Par Sandra Ktourza
Photos, dessins, illustrations, livres, baskets, plus une voix exaspérante chantonnant en boucle accueillent le visiteur.Que voit-on encore? Des photos oscillant entre trivialité et scatologie — un homme déguisé en porc, un autre qui défèque —, une basket encadrée de bois, un tas de vieilles baskets, des images et une peinture pornographiques, un téléphone portable...
La partie principale de l’exposi
ion est la reconstitution de la chambre même d’Artus: le lit, le bureau, les étagères, les livres, les photos personnelles, et d’innombrables canettes de Coca qui jonchent le sol. On y trouve aussi une collection de skates, puisque Artus a été à l’origine du magazine
Tricks destiné aux fans de skateboard.
Quant au sens, il est à chercher derrière cette affirmation selon laquelle «l’Art posthume encule l’Art contemporain», dans le manifeste de l’«Art posthume», rédigé par l’artiste (lire ci-après).
Morceaux choisis:
— «Le courage de ne rien être, personne ne l’a jamais».
— «L’authenticité, d’aussi mauvais goût soit-elle, finit toujours par payer».
— etc.
Et si, en ces temps incertains et chamboulés, le paroxysme de l’authenticité était tout simplement la Beauté?

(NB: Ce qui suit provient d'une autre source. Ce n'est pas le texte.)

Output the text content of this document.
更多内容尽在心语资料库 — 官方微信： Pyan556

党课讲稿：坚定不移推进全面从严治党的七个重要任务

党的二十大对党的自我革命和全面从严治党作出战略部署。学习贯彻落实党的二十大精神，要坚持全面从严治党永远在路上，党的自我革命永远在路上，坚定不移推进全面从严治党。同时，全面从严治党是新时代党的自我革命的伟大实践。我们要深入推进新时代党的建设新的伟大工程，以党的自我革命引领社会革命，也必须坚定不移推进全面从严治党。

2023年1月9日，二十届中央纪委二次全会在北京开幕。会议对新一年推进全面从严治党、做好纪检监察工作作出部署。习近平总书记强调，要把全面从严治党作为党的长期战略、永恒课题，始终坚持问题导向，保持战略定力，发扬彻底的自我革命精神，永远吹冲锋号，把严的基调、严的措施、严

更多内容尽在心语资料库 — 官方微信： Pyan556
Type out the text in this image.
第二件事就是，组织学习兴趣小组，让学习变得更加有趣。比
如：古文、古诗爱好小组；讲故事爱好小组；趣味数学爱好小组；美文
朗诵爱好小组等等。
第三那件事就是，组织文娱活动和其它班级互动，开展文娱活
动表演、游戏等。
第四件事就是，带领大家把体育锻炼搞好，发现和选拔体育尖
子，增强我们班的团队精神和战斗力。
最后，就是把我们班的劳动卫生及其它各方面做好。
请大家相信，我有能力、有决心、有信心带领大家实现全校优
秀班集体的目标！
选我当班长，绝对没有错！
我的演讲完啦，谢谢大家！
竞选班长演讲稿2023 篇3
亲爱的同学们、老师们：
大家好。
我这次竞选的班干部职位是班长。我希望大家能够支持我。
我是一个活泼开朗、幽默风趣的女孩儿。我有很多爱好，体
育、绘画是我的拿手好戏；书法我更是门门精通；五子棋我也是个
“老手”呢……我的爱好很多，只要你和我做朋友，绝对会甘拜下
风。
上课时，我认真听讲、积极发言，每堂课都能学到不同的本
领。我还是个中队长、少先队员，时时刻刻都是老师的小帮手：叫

Manifeste de l’Art posthume
Ne vous attendez à rien
Attendez tout
Selon le dictionnaire le plus commun, l’art, c’est «l’expression d’un idéal de beauté dans les œuvres humaines».
Nous nions cette définition que nous trouvons insuffisante en l’état.
L’art, c’est un environnement et une sensibilité, l’art c’est la vie. Votre vie, votre environnement, votre sensibilité.
L’art, c’est donner forme à l’espace qui nous sépare.
L’art est politique.
Depuis le carré de Malevitch l’art est, et, devant lui, «c’est une foule curieuse de critiques d’art instantané qui se presse à la traversée du miroir».
L’art est donc le seul domaine qui ait atteint son absolu, c’est-à-dire le domaine de la création pure. Le seul domaine où l’homme peut se vanter d’être l’égal d’un dieu, et où il peut créer librement, et sans contraintes.
Pourtant l’homme n’est rien sans le regard de l’autre. Cet autre qui juge, condamne, ratisse.
Seul dieu juge.
Et c’est pourquoi nous affirmons nous moquer de cet art sectaire et académique qui est le vôtre. Celui que vous nommez «contemporain».
Il n’a de contemporain que son marasme.
En ce jour brillant, nous décrétons la mort de l’«art contemporain» en terme d’époque de l’art, de mouvement, et l’avènement de l’«art posthume». L’art-vie.
«Il faut être un homme vivant et un artiste posthume».
Car «l’après-fin de l’art» ne peut-être ni moderne, ni contemporaine, mais posthume : «née après la mort de son père».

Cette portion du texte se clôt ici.